FRAUENFELD. Werner Müller gibt guten Gewissens sein Präsidiumsmandat ab. Denn die Zahlen der Solargenossenschaft Frauenfeld sprechen für sich. Vor 25 Jahren begann die Geschichte mit einer 10-Kilowattpeak-Anlage auf der Berufsschule. Heute listet die Genossenschaft, die Solaranlagen baut und betreibt, Private beim Bau unterstützt sowie Solarstrom vermarktet, 20 Projekte auf mit einer Gesamtleistung von 255 Kilowattpeak. Das entspricht dem Strombedarf von 80 Haushalten. Müller präsidiert die Genossenschaft seit ihrer Gründung 1991. An der Jahresversammlung vom 28. Mai kann er zurücktreten. Mit dem Gachnanger Energieunternehmer Marco Rüegg steht Müllers designierter Nachfolger bereit.
1991 gab es noch keine Energie-Förderprogramme. Damals betrug der Aufpreis auf eine Kilowattstunde Strom der Solargenossenschaft 1,20 Franken.
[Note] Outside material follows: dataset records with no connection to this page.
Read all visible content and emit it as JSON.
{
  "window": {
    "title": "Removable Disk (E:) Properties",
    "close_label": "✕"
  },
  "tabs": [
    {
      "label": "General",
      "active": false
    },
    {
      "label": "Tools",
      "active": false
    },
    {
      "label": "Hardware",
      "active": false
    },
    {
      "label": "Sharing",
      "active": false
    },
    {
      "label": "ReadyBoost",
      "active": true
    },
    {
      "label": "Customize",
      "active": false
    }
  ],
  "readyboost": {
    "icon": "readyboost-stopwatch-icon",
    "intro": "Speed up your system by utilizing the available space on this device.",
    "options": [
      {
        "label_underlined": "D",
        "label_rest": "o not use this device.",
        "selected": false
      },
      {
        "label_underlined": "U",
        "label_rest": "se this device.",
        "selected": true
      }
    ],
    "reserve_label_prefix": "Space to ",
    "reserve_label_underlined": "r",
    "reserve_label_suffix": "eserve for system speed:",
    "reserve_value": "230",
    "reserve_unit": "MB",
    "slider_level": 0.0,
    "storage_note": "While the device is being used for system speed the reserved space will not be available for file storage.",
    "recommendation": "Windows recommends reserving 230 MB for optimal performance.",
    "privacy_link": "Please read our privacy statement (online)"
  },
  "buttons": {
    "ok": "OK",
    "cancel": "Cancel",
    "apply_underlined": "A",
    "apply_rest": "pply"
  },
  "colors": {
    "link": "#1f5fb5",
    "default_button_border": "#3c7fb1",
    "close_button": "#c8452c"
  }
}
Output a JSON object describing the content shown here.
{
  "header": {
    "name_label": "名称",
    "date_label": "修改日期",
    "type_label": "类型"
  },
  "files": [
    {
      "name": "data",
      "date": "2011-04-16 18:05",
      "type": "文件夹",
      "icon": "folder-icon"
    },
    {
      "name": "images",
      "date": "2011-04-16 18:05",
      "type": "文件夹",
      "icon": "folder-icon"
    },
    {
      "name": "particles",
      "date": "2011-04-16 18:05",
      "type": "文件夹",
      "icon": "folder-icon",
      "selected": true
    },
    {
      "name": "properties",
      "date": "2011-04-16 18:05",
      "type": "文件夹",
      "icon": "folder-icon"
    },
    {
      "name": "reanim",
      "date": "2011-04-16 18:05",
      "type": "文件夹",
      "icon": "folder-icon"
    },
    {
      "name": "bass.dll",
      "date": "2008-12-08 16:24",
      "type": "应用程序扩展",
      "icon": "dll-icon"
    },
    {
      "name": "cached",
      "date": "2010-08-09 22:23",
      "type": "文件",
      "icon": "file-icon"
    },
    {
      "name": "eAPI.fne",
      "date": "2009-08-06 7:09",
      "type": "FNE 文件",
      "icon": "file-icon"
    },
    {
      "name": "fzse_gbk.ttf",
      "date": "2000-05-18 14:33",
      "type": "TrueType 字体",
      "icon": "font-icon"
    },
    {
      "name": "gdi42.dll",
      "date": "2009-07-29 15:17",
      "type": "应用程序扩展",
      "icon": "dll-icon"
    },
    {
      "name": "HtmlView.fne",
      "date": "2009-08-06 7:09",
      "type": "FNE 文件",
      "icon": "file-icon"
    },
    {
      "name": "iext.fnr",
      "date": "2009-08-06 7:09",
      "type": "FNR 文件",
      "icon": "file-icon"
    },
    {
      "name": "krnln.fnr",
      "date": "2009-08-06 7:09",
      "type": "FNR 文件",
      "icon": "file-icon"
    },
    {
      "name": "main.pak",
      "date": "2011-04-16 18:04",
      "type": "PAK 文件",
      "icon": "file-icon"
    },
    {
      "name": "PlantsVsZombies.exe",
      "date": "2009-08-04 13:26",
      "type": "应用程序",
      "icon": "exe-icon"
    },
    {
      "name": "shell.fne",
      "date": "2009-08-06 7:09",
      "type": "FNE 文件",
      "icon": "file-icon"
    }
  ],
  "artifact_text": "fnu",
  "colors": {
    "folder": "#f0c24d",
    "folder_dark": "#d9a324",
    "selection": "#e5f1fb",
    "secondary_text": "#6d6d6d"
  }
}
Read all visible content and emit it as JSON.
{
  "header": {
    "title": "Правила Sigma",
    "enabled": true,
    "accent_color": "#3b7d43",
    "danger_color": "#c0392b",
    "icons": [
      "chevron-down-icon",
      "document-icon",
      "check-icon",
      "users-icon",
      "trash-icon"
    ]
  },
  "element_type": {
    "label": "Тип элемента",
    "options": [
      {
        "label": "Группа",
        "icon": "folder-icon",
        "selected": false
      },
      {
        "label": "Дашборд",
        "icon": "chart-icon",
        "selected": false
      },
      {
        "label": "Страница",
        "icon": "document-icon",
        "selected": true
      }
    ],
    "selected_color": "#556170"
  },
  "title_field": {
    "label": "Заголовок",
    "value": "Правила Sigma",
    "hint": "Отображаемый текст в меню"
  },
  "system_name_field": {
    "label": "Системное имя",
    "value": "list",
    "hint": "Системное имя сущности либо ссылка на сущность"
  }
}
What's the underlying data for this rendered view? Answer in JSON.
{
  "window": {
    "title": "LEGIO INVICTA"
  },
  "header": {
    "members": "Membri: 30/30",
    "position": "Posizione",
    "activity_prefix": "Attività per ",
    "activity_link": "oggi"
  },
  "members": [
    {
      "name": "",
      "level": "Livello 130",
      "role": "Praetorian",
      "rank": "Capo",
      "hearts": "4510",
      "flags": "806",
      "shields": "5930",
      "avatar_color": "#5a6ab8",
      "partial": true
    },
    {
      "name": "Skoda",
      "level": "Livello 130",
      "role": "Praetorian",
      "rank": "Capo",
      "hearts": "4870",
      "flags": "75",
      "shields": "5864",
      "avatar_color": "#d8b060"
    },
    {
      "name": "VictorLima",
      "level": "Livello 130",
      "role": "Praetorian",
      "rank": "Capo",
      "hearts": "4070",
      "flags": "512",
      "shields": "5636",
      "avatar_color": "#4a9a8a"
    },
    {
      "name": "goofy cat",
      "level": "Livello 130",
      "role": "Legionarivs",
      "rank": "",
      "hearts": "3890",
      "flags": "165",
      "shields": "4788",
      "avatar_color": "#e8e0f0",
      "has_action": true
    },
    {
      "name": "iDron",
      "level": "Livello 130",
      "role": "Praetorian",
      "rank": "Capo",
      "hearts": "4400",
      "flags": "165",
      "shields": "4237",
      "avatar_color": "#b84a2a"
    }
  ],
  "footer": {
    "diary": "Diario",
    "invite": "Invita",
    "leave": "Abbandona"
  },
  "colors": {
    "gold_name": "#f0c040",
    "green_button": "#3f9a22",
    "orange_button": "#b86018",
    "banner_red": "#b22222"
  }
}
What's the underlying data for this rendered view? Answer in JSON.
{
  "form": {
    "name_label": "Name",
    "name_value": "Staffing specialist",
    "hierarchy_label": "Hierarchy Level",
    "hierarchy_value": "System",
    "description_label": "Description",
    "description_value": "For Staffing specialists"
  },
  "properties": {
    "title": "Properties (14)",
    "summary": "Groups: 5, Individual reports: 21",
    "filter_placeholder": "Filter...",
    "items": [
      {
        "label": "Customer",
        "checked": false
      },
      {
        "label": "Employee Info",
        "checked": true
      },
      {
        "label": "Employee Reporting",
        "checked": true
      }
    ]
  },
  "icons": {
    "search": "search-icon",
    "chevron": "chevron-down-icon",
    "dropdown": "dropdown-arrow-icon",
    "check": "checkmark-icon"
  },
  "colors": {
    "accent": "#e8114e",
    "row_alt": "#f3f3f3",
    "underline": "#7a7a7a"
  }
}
Heute sind es gerade mal noch 18 Rappen. «Braucht es uns überhaupt noch? Das habe ich mich auch schon gefragt», sagt Präsident Müller. Seine Antwort lässt keinen Spielraum zu: Ja – obwohl sich vieles zum Guten gewendet habe. Am Anfang mussten die Sonnenpioniere noch Fragen zur Machbarkeit beantworten. Das sei heute kein Thema mehr, und in der Bevölkerung sei ein Bewusstsein für Solarenergie entstanden. «Zudem ist Solarstrom auch wirtschaftlich konkurrenzfähig geworden», sagt Müller.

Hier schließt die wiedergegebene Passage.